Miconi, D.; Beeman, I.; Robert, E.; Beatson, J.; Ruiz-Casares, M. (2018)
Children and Youth Services Review
89 | 226-242
Despite the importance of adequate supervision to child wellbeing, the academic conversation around this topic is scattered across disciplines and for this reason is difficult to follow. Researchers and decision-makers would benefit from a preliminary overview of conceptualizations, cultural variations, and facilitators and barriers to providing supervision to children in low- and middle-income countries (LMICs). A scoping review was conducted. Two searches of the literature were run within Embase, Medline, PsycInfo, Social SciencesFull Text, ERIC, SocIndex with Full Text, and Academic Search Complete. Additional papers were identified through a call to experts. Out of 2049 publications initially identified, 44 studies met our inclusion criteria, thus reflecting the scarcity of scientific evidence in LMICs. Child supervision was addressed in the literature in terms of links to psychological, health, social and academic outcomes, suggesting a multidisciplinary interest in the topic. However, a vague conceptualization of child supervision emerged across studies.
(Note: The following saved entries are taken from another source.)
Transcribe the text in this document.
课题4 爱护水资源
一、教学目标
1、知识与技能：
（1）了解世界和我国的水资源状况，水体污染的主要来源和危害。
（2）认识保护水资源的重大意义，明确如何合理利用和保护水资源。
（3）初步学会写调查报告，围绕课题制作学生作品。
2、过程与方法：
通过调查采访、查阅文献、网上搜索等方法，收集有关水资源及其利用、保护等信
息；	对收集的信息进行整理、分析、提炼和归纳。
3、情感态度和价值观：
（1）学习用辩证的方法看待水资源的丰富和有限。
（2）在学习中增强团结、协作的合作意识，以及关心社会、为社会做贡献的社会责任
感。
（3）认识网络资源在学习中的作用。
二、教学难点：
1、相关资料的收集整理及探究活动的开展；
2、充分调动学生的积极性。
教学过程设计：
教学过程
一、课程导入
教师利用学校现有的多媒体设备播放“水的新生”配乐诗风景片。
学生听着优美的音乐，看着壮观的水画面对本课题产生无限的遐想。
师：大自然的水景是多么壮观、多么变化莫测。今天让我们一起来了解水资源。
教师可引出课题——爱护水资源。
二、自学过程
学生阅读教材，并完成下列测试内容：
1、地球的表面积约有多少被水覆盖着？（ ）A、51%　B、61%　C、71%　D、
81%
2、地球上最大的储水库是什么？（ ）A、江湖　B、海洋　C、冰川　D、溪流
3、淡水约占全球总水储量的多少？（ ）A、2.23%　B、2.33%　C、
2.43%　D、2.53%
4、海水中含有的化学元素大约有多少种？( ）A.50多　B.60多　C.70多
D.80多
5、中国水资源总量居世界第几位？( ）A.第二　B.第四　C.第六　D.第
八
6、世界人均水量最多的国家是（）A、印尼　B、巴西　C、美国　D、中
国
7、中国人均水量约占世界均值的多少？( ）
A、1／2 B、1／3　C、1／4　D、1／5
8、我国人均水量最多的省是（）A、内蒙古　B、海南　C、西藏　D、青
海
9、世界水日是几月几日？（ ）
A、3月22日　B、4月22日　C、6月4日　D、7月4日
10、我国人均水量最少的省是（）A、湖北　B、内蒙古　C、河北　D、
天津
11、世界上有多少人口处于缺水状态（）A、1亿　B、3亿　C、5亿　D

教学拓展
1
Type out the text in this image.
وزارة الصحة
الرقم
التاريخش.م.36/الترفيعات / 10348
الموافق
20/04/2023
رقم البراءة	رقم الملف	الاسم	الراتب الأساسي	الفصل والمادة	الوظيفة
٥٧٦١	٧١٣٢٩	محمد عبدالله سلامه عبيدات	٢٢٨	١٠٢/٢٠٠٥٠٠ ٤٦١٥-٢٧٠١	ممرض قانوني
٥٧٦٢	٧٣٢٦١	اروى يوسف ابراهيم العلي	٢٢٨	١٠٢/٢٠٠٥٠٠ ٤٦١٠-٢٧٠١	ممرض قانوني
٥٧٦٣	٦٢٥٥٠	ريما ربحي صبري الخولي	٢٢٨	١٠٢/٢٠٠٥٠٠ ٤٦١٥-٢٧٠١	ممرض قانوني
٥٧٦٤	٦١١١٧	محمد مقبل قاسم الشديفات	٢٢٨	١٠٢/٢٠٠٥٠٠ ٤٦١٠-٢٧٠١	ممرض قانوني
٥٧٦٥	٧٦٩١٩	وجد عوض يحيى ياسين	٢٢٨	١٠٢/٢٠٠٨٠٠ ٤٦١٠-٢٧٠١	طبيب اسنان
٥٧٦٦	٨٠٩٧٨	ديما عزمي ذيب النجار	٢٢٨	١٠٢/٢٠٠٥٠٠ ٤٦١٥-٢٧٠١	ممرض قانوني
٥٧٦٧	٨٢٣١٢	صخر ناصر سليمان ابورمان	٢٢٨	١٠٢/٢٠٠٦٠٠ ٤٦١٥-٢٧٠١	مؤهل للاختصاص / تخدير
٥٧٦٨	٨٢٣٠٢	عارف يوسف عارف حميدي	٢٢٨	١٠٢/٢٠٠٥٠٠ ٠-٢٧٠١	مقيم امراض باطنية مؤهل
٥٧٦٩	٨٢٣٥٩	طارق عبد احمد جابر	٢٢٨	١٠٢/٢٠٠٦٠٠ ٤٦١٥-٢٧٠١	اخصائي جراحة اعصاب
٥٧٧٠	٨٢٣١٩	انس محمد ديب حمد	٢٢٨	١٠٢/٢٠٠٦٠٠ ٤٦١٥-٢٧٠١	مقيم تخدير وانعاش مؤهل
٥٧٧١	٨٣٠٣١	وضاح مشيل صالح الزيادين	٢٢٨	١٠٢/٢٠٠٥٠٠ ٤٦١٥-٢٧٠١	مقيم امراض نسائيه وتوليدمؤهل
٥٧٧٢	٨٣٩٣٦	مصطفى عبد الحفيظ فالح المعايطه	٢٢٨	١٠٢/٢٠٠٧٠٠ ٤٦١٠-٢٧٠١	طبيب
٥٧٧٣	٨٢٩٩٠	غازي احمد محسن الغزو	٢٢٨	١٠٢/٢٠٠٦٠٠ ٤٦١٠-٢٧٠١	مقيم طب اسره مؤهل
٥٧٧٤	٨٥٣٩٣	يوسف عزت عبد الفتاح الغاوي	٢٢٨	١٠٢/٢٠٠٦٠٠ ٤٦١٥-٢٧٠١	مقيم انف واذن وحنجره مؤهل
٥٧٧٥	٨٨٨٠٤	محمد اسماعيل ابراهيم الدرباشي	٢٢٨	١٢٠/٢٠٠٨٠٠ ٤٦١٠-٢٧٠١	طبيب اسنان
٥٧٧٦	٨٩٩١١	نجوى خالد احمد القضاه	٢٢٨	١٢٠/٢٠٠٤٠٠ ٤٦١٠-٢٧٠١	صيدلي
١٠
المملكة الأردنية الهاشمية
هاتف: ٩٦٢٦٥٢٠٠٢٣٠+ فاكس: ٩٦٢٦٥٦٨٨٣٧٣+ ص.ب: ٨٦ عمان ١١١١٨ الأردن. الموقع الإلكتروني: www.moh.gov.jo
Of importance, cultural and socio-economic influences interacted to shape caregivers’ vision of the family, the child, and the decision-making process regarding supervision practices. Barriers and/or facilitators to adequate child supervision were addressed only in 18 studies. There was substantial variation in how cultural influences on child supervision were taken into account across studies. Our review aims to inform and guide future research and action on child supervision practices in LMICs and calls for a more coherent and comprehensive body of literature on this matter. Programming and policy efforts should take socio-economic and cultural influences into account, as well as be tailored according to the specificities of each child, caregiver(s), and setting.